BALTIMORE — A gunman fired indiscriminately into a crowd that had gathered for Sunday afternoon cookouts along a west Baltimore street, killing a man and wounding seven other people, authorities and reports said.
Police Commissioner Michael Harrison said the gunfire erupted after 5 p.m. on a block in the city’s western district of brick row homes.
Harrison said a man approached a crowd on foot and began firing in what he called “a very tragic, very cowardly shooting.”
Speaking at the scene afterward, Harrison said the shooting appeared “extremely targeted,” but he didn’t provide a possible motive.
The shooting comes roughly six weeks after Harrison’s swearing-in last month as Baltimore police commissioner, when he promised to make the city safer and lead the department through sweeping reforms required by a federal consent decree.
It’s a daunting task in one of the country’s poorest major cities where there were more than 300 homicides in each of the past two years. Harrison is the city’s 14th police leader since the mid-1990s.
The commissioner said there were two cookouts taking place on opposite sides of the street Sunday, and that shell casings were found in two different locations, indicating that there may have been a second gunman, or someone firing back at the first shooter, who fled on foot. It was unclear whether the cookouts were related, Harrison said.
One man who was shot collapsed behind a Baptist church nearby and was pronounced dead at the scene. Harrison said initially that six others had been wounded and were taken to hospitals, but he didn’t release their names or their conditions.
A police statement later said a man was killed, but didn’t give his age. It said five of the survivors were men ranging in ages from 27 to 58, as well as a 30-year-old woman.
A police spokeswoman later Sunday evening was cited by The Baltimore Sun as saying an eighth victim, a man with a gunshot wound to the leg, went to a hospital. The report did not elaborate.
“It wasn’t anything dealing with the church.
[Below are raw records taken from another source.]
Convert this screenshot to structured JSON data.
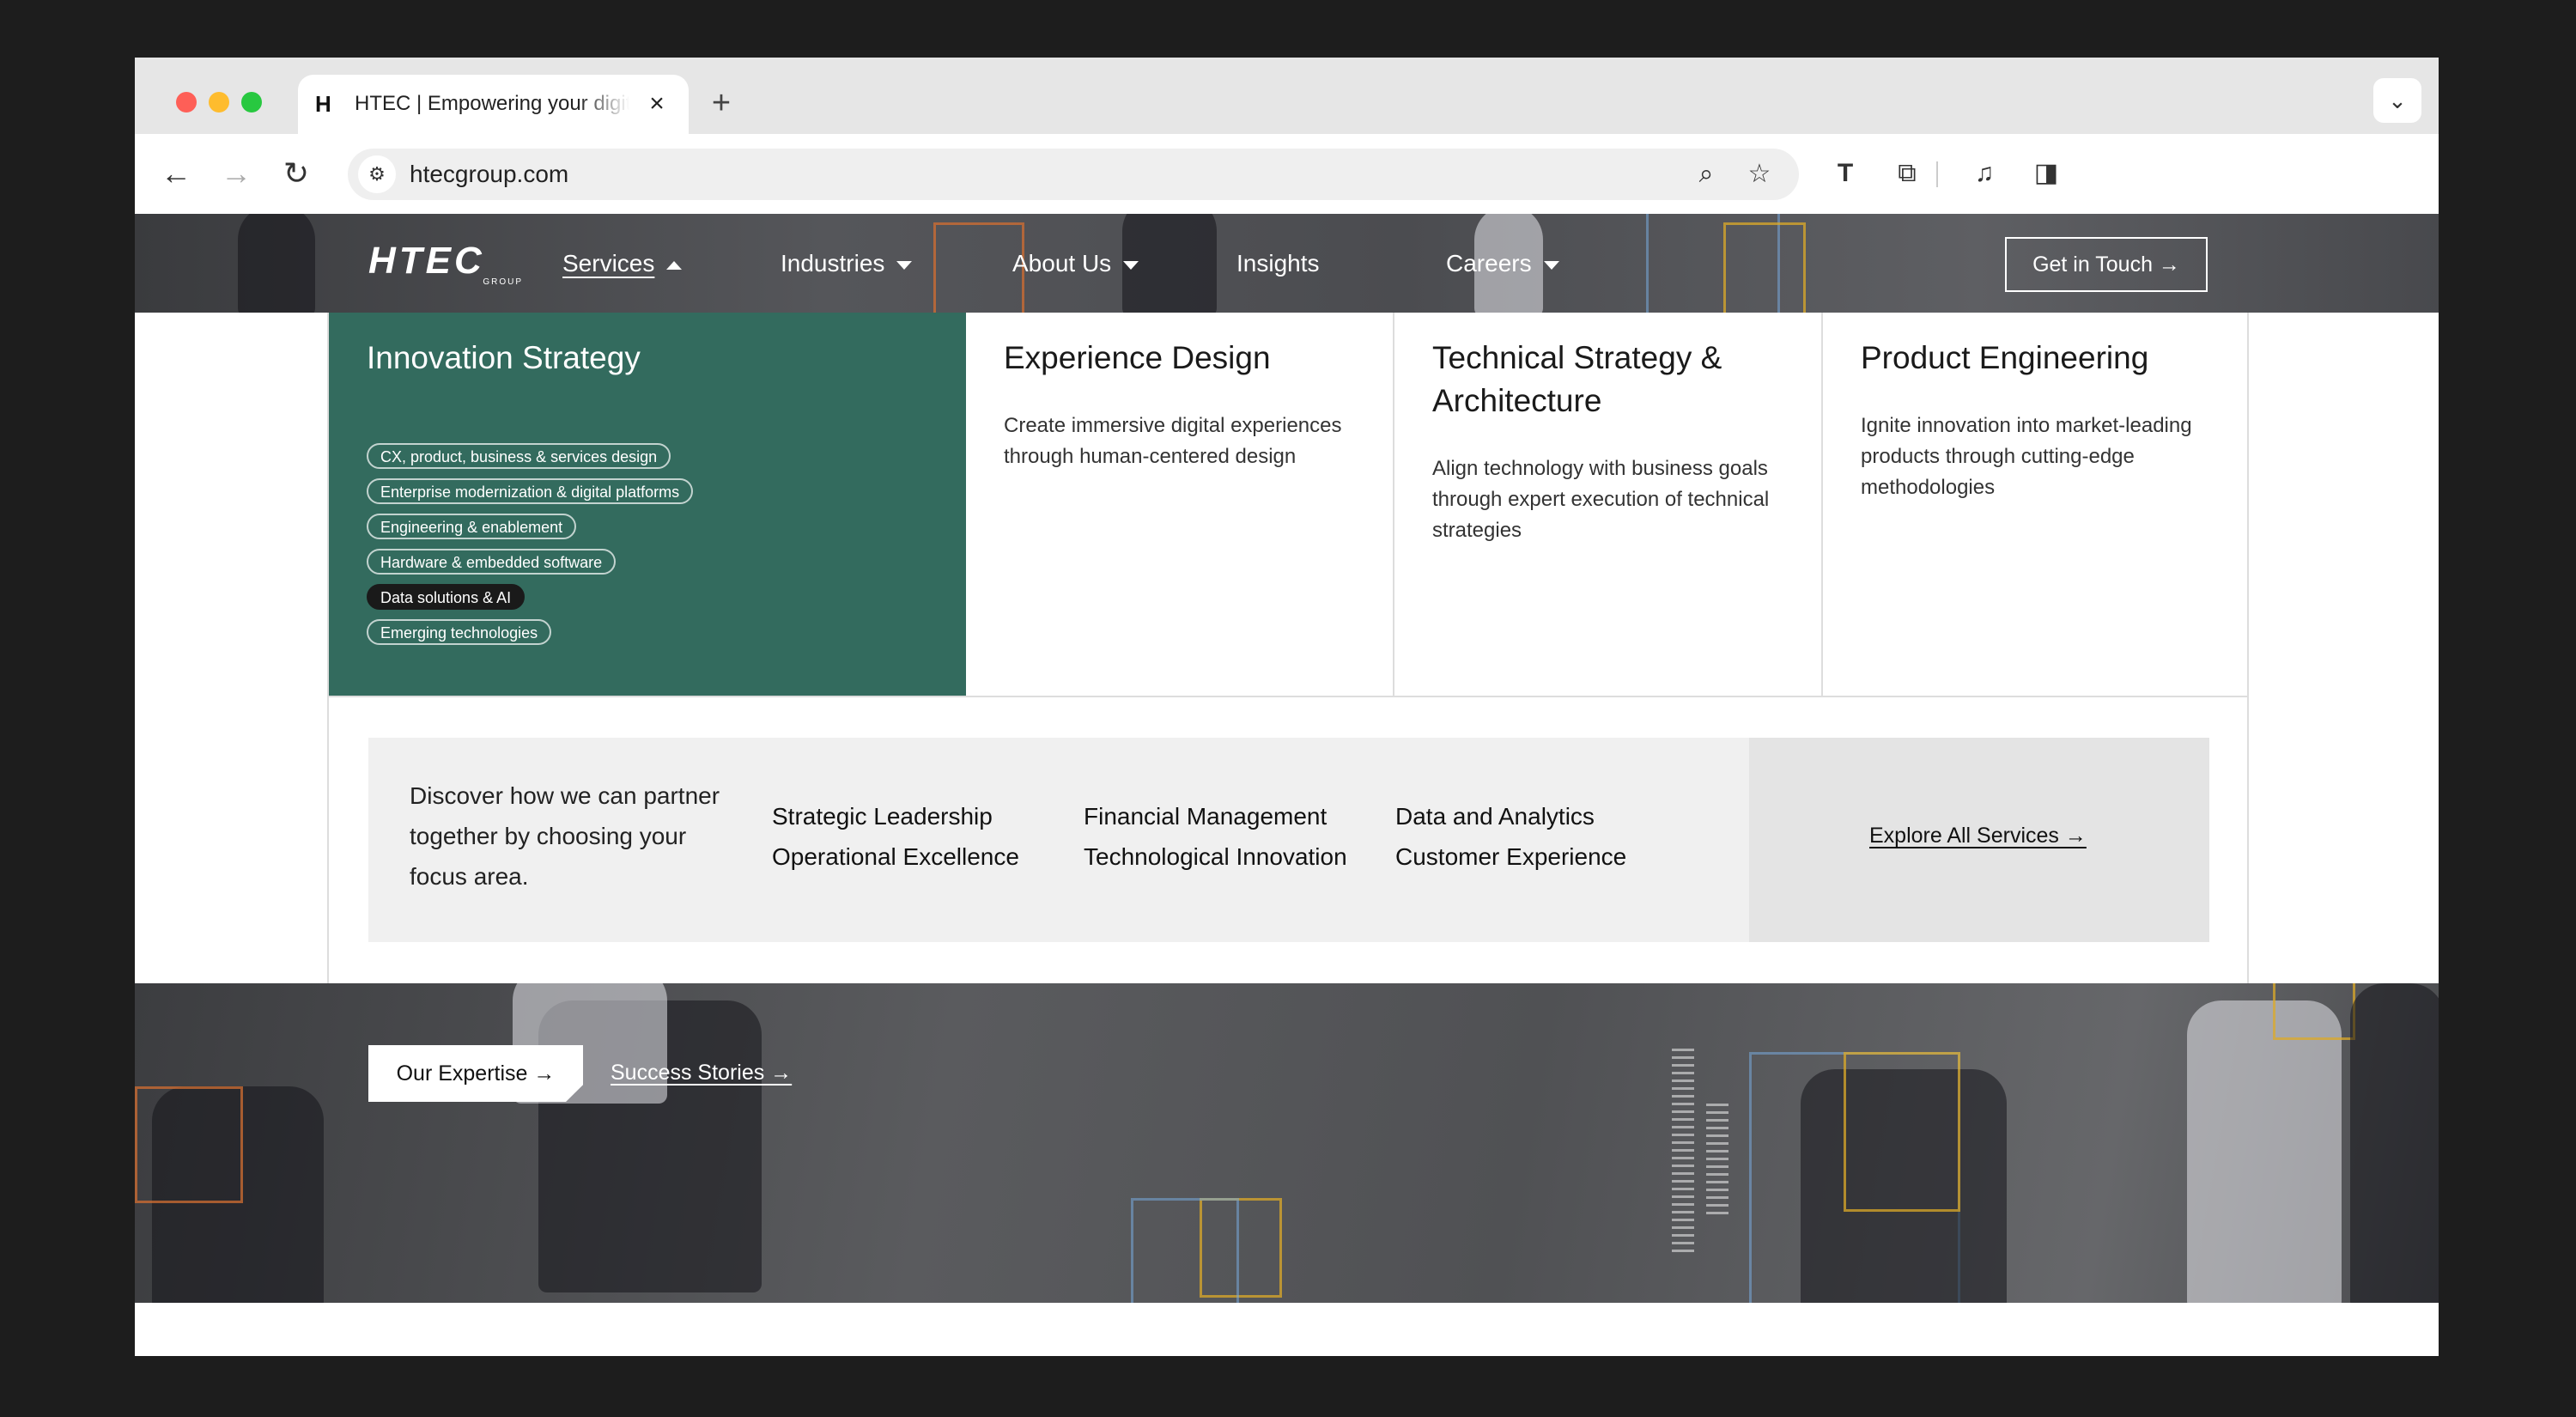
{
  "browser": {
    "tab_title": "HTEC | Empowering your digital",
    "tab_favicon": "H",
    "url": "htecgroup.com",
    "icons": [
      "back-arrow-icon",
      "forward-arrow-icon",
      "reload-icon",
      "site-info-icon",
      "zoom-icon",
      "star-icon",
      "translate-icon",
      "extensions-icon",
      "media-controls-icon",
      "side-panel-icon",
      "tab-search-chevron-icon"
    ]
  },
  "site": {
    "logo": "HTEC",
    "logo_sub": "GROUP",
    "nav": {
      "services": "Services",
      "industries": "Industries",
      "about": "About Us",
      "insights": "Insights",
      "careers": "Careers",
      "cta": "Get in Touch →"
    }
  },
  "menu": {
    "cards": [
      {
        "title": "Innovation Strategy",
        "chips": [
          "CX, product, business & services design",
          "Enterprise modernization & digital platforms",
          "Engineering & enablement",
          "Hardware & embedded software",
          "Data solutions & AI",
          "Emerging technologies"
        ],
        "selected_chip": "Data solutions & AI"
      },
      {
        "title": "Experience Design",
        "desc": "Create immersive digital experiences through human-centered design"
      },
      {
        "title": "Technical Strategy & Architecture",
        "desc": "Align technology with business goals through expert execution of technical strategies"
      },
      {
        "title": "Product Engineering",
        "desc": "Ignite innovation into market-leading products through cutting-edge methodologies"
      }
    ],
    "focus": {
      "intro": "Discover how we can partner together by choosing your focus area.",
      "links": [
        "Strategic Leadership",
        "Operational Excellence",
        "Financial Management",
        "Technological Innovation",
        "Data and Analytics",
        "Customer Experience"
      ],
      "explore": "Explore All Services →"
    }
  },
  "hero": {
    "expertise": "Our Expertise →",
    "stories": "Success Stories →"
  },
  "colors": {
    "accent_green": "#336b5e",
    "chip_selected": "#1a1a1a"
  }
}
I want to make that very clear,” acting mayor Jack Young said.
Harrison and Young, in appearance with reporters, urged members of the public to help investigators with any information as to who took part or a motive.
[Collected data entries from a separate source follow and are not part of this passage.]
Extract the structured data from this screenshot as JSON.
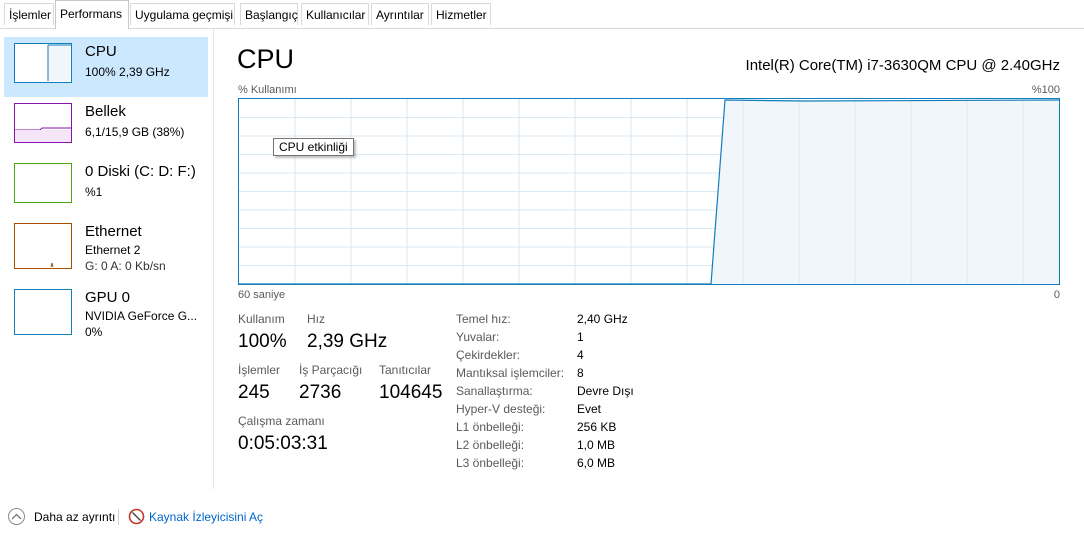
{
  "tabs": [
    "İşlemler",
    "Performans",
    "Uygulama geçmişi",
    "Başlangıç",
    "Kullanıcılar",
    "Ayrıntılar",
    "Hizmetler"
  ],
  "active_tab": "Performans",
  "sidebar": {
    "items": [
      {
        "title": "CPU",
        "sub1": "100% 2,39 GHz",
        "sub2": "",
        "color": "#117dbb",
        "selected": true
      },
      {
        "title": "Bellek",
        "sub1": "6,1/15,9 GB (38%)",
        "sub2": "",
        "color": "#8b12ae",
        "selected": false
      },
      {
        "title": "0 Diski (C: D: F:)",
        "sub1": "%1",
        "sub2": "",
        "color": "#4da60c",
        "selected": false
      },
      {
        "title": "Ethernet",
        "sub1": "Ethernet 2",
        "sub2": "G: 0 A: 0 Kb/sn",
        "color": "#a74f01",
        "selected": false
      },
      {
        "title": "GPU 0",
        "sub1": "NVIDIA GeForce G...",
        "sub2": "0%",
        "color": "#117dbb",
        "selected": false
      }
    ]
  },
  "main": {
    "title": "CPU",
    "model": "Intel(R) Core(TM) i7-3630QM CPU @ 2.40GHz",
    "graph_label_left": "% Kullanımı",
    "graph_label_right": "%100",
    "graph_bottom_left": "60 saniye",
    "graph_bottom_right": "0",
    "tooltip": "CPU etkinliği",
    "stats": {
      "usage_label": "Kullanım",
      "usage_value": "100%",
      "speed_label": "Hız",
      "speed_value": "2,39 GHz",
      "processes_label": "İşlemler",
      "processes_value": "245",
      "threads_label": "İş Parçacığı",
      "threads_value": "2736",
      "handles_label": "Tanıtıcılar",
      "handles_value": "104645",
      "uptime_label": "Çalışma zamanı",
      "uptime_value": "0:05:03:31"
    },
    "specs": [
      {
        "k": "Temel hız:",
        "v": "2,40 GHz"
      },
      {
        "k": "Yuvalar:",
        "v": "1"
      },
      {
        "k": "Çekirdekler:",
        "v": "4"
      },
      {
        "k": "Mantıksal işlemciler:",
        "v": "8"
      },
      {
        "k": "Sanallaştırma:",
        "v": "Devre Dışı"
      },
      {
        "k": "Hyper-V desteği:",
        "v": "Evet"
      },
      {
        "k": "L1 önbelleği:",
        "v": "256 KB"
      },
      {
        "k": "L2 önbelleği:",
        "v": "1,0 MB"
      },
      {
        "k": "L3 önbelleği:",
        "v": "6,0 MB"
      }
    ]
  },
  "footer": {
    "less_details": "Daha az ayrıntı",
    "resource_monitor": "Kaynak İzleyicisini Aç"
  },
  "colors": {
    "cpu": "#117dbb",
    "selection": "#cce8ff",
    "link": "#0066cc"
  }
}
“Someone knows something,” Young said. “These things … they don’t happen by happenstance. People know who’s doing these shootings.”
The Baltimore Sun reported that bullet casings were found scattered on the ground near grills, and a table still had items on it that appeared to be left from a cookout. Police officers could be seen after the shooting placing small orange evidence markers on the ground, just feet from a barber shop.
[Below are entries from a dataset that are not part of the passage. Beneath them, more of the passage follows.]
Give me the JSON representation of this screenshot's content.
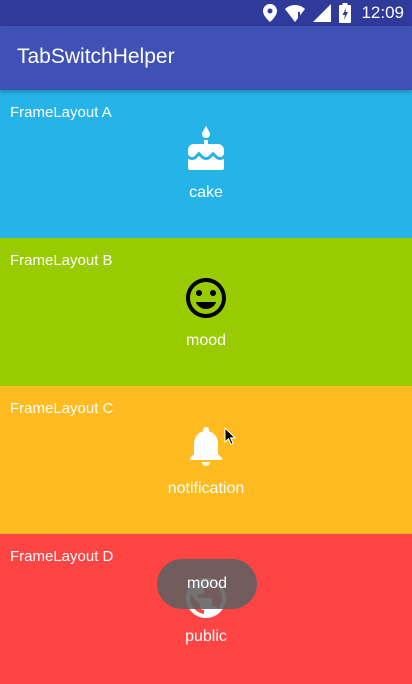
{
  "status_bar": {
    "time": "12:09",
    "icons": [
      "location-icon",
      "wifi-icon",
      "signal-icon",
      "battery-icon"
    ]
  },
  "app_bar": {
    "title": "TabSwitchHelper"
  },
  "frames": [
    {
      "label": "FrameLayout A",
      "icon": "cake-icon",
      "caption": "cake",
      "color": "#26b4e8"
    },
    {
      "label": "FrameLayout B",
      "icon": "mood-icon",
      "caption": "mood",
      "color": "#99cc00"
    },
    {
      "label": "FrameLayout C",
      "icon": "notification-icon",
      "caption": "notification",
      "color": "#ffbb1f"
    },
    {
      "label": "FrameLayout D",
      "icon": "public-icon",
      "caption": "public",
      "color": "#ff4444"
    }
  ],
  "toast": {
    "text": "mood"
  },
  "colors": {
    "status_bar": "#2f3a9a",
    "app_bar": "#3f51b5"
  }
}
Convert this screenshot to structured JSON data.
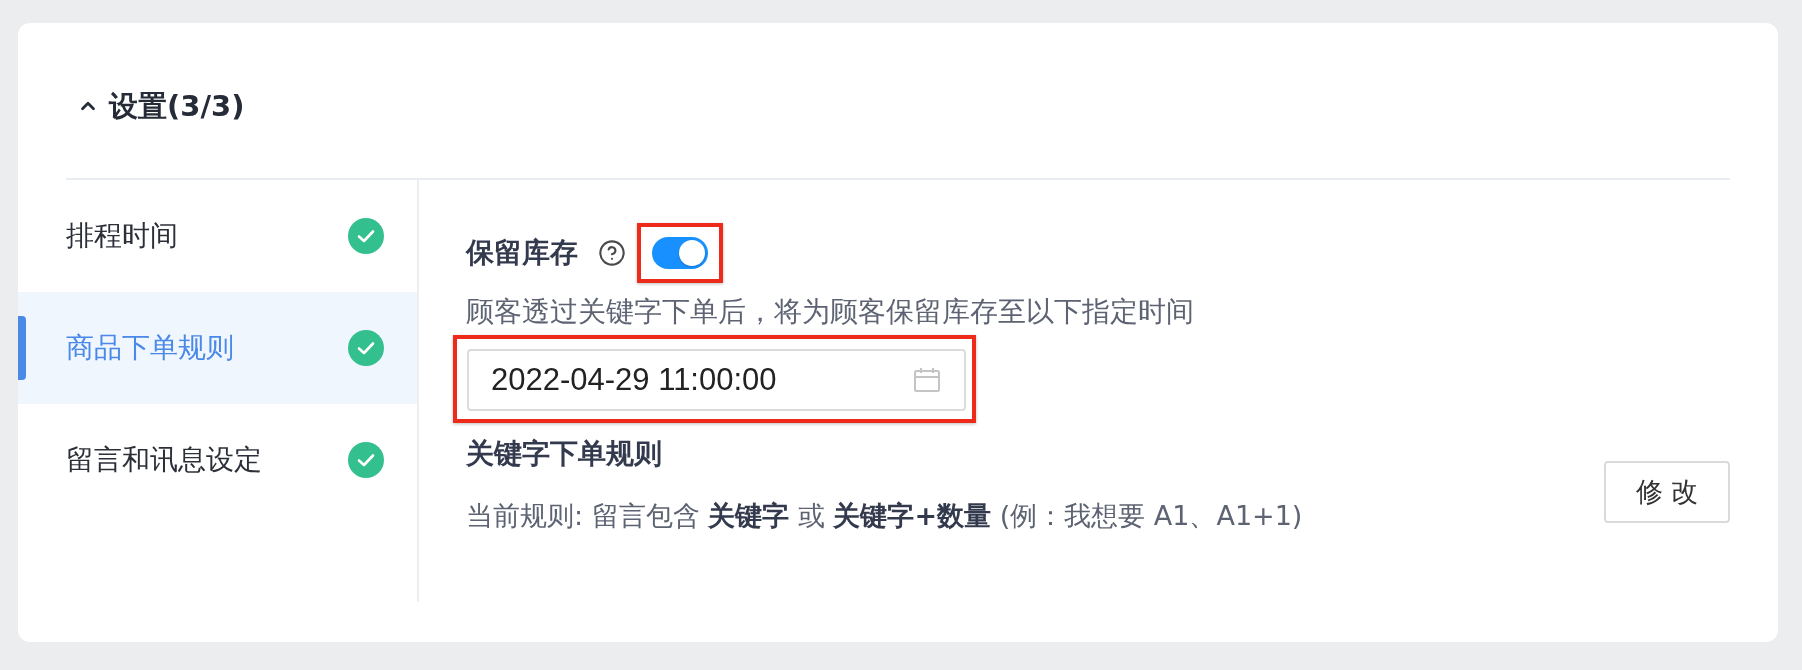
{
  "section": {
    "title": "设置(3/3)",
    "expanded": true
  },
  "sidebar": {
    "items": [
      {
        "label": "排程时间",
        "selected": false,
        "done": true
      },
      {
        "label": "商品下单规则",
        "selected": true,
        "done": true
      },
      {
        "label": "留言和讯息设定",
        "selected": false,
        "done": true
      }
    ]
  },
  "reserve_stock": {
    "label": "保留库存",
    "on": true,
    "highlighted": true,
    "description": "顾客透过关键字下单后，将为顾客保留库存至以下指定时间",
    "date_field": {
      "value": "2022-04-29 11:00:00",
      "highlighted": true
    }
  },
  "order_rule": {
    "title": "关键字下单规则",
    "text": "当前规则: 留言包含 **关键字** 或 **关键字+数量** (例：我想要 A1、A1+1)",
    "button": "修 改"
  }
}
Meanwhile, Harrison said authorities were seeking witnesses among the many present Sunday as they begin to try to piece together details of what happened.
Baltimore has been plagued by drug-fueled violence for decades and it has long been considered one of the nation’s most violent big cities.
The corrosive impact of the drug trade and a sea of illegal guns continue to spawn a depressing recurrence of tit-for-tat turf wars and retaliatory attacks in swaths of the city, particularly in the deeply disenfranchised areas of West Baltimore.
While city leaders continue a perennial quest to remake the city in the eyes of potential investors and visitors, Baltimore has been in the throes of a worrying increase of violent crime since 2015, when the homicide rate spiked after the city’s worst rioting in decades following the death of young black man in police custody.